FormalPara Dear editors

Dear Editors,We read with interest the letters of Andronikou et al. [1] and Györgyi et al. [2] regarding the European Society of Paediatric Radiology (ESPR) position statement on non-radiologist point-of-care ultrasound (POCUS) [3].

We are delighted that our article [3] and associated reviews of practice [4] are generating discussion and debate amongst the wider paediatric radiology community. This discussion is welcome because it demonstrates both the importance of this topic and the wide range of circumstances in which non-radiologist POCUS is being practised or considered.

We overwhelmingly agree with the main point made in both recent letters to this journal regarding the major impact to the patient in the face of a limited workforce that non-radiologist POCUS can offer: rapid access to US services in an underserved population, particularly important in the developing world. The ESPR has an active outreach educational program with a specific outreach taskforce [5] in collaboration with the World Federation of Pediatric Imaging (WFPI), amongst others.

Both Györgyi et al. [2] and Andronikou et al. [1] agreed with our position that a wide range of trained users are currently offering POCUS. We also recognise that much of the literature they cited on the effectiveness of non-radiologist POCUS recognises improvements in workload efficiency, reducing delays, potential cost efficiencies and consequences for overall health care costs [1].

No one can be surprised that making something more widely available (a) is feasible [6], (b) improves access and (c) elicits more diagnoses. We all recognise that placing a US probe on a child and generating images is highly appealing to both practitioner and patient but does not define a diagnostic US examination.

We encourage practitioners not to confuse availability with diagnostic accuracy.
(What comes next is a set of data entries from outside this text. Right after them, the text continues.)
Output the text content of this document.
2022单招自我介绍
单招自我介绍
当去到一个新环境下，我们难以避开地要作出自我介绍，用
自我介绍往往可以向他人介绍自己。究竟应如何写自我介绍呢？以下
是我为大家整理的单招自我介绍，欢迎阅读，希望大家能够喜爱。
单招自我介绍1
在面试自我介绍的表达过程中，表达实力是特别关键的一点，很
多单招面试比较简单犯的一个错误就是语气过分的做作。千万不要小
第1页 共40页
In their case study of lung US, only one of the papers put forwards by Andronikou et al. [1] discussed the diagnostic accuracy of POCUS [7]. In that study, 12 of 34 people with coronavirus disease 2019 (COVID-19), the disease caused by severe acute respiratory syndrome coronavirus 2 (SARS-CoV-2), had CT performed to compare against lung US. Despite overall agreement (normal/abnormal), each patient had discrepancies between CT and US findings. These are classic examples of type II error rates: if we search for agreement, we will not find discrepancies. Furthermore, whilst value judgements are by nature subjective, we must be careful not to conclude usefulness from observational studies when “usefulness” has neither been defined nor shown.

Andronikou et al. [1] also recognised that it is the limited experience rather than status of US practitioners that can generate errors. We could not agree more: clearly many radiologists make errors, but they do so in a regulated environment that highlights rather than hides errors. Part of the reason that radiologic US scans are documented, saved and formally reported in the clinical notes is to create an auditable trail, and errors are highlighted for future learning, e.g., Royal College of Radiologists’ “Radiologists Events and Learning Meetings” standards [8]. Practicing outside of an effective governance structure should be questioned in the modern era of medical scrutiny and indemnity.
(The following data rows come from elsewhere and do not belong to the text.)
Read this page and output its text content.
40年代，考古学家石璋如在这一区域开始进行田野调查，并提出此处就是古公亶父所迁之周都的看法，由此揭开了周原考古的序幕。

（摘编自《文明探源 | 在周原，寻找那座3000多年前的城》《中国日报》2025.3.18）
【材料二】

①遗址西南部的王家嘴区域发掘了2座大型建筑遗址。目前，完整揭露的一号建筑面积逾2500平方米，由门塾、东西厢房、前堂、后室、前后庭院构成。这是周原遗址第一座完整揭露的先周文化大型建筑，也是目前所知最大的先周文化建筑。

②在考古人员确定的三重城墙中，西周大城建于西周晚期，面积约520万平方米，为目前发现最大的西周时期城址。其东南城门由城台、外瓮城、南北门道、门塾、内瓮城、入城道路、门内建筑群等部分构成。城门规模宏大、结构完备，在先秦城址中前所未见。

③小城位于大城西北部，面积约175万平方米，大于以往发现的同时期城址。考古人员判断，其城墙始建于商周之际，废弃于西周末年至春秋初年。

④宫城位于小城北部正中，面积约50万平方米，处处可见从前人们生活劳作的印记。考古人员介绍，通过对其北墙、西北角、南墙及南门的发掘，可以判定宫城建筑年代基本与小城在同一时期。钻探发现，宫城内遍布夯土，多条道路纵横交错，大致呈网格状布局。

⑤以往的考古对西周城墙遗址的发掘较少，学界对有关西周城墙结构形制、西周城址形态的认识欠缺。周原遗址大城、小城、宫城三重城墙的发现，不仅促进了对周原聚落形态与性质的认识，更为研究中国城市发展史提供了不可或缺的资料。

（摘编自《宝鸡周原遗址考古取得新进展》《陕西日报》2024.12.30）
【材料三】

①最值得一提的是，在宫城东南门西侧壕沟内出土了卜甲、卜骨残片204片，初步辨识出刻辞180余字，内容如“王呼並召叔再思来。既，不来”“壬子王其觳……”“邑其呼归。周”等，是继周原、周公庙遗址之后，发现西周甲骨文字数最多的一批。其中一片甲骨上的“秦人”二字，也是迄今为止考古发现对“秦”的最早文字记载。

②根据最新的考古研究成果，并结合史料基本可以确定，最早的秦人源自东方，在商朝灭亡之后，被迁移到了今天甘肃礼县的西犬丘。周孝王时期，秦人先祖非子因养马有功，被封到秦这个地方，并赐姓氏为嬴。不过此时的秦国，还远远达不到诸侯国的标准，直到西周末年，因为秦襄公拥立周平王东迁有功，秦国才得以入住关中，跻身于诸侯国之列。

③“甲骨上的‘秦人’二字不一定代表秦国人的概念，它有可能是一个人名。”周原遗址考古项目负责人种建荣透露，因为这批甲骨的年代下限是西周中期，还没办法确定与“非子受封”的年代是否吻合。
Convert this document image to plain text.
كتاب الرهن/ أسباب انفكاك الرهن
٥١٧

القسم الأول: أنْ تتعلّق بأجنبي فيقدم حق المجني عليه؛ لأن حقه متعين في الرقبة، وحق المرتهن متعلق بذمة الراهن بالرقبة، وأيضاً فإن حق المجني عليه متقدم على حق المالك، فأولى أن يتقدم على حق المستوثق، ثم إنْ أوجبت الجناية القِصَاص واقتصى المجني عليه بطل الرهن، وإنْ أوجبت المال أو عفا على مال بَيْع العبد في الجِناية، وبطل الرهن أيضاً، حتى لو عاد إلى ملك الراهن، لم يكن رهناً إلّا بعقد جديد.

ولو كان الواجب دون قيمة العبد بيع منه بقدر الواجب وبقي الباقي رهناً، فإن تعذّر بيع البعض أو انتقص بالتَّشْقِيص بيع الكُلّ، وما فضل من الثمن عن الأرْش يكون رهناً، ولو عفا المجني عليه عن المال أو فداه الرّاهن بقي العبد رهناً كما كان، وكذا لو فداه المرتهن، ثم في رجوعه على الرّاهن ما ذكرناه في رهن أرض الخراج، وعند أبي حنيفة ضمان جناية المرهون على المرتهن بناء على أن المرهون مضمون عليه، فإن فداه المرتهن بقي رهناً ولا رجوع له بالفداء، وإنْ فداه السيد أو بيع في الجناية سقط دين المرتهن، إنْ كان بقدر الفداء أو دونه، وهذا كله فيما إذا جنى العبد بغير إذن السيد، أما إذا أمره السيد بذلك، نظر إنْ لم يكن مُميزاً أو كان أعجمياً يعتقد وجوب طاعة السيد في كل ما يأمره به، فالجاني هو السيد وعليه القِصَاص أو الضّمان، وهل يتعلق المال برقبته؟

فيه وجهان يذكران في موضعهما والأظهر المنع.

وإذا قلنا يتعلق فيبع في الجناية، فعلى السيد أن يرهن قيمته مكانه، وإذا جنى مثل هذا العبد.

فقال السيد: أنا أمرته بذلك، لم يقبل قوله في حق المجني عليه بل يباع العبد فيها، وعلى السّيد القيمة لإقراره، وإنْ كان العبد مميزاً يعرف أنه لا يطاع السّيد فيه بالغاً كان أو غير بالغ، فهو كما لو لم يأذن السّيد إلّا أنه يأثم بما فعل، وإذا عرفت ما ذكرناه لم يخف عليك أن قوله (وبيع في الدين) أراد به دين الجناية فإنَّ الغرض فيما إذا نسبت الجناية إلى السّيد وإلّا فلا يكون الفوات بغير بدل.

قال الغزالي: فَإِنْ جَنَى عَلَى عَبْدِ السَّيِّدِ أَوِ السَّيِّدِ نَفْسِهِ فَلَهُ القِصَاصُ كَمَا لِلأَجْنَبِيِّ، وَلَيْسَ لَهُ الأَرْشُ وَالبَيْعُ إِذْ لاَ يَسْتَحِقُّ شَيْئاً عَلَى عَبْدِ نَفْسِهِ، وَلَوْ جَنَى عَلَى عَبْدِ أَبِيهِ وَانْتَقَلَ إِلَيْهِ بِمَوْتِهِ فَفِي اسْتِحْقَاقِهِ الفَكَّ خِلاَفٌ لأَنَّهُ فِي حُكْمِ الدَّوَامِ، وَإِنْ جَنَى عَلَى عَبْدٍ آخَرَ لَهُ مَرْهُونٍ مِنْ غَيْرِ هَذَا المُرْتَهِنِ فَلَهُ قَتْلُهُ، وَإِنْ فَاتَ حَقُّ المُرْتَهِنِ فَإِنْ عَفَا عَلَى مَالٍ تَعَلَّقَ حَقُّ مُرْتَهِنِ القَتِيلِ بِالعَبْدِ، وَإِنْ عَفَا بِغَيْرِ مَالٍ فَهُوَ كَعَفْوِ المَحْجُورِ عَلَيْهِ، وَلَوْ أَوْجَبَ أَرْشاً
We collectively agree that US examinations should be performed by trained personnel and that high-quality reporting should be performed in a structured governance environment that is transparent, auditable and leads to further learning. We stand by our original position that all imaging findings should be documented, reproducible and open to external scrutiny, and our objective is to encourage all practitioners to meet these standards rather than to discredit those outside radiology who perform US.

It is naïve to think that any medical practitioner can obtain a US machine and begin making accurate diagnoses. To quote a Pediatric Radiology editor, “Ultrasound, regardless of where it is performed and by whom, requires training, practice and expertise to be clinically helpful; and its precision, diagnostic observations, interpretations and clinical efficacy are global” [9]. Putting the probe on the patient is the beginning, but far from the end, of a good US exam. We actively encourage all practitioners to come together to ensure children receive the best possible care rather than the care that is currently available.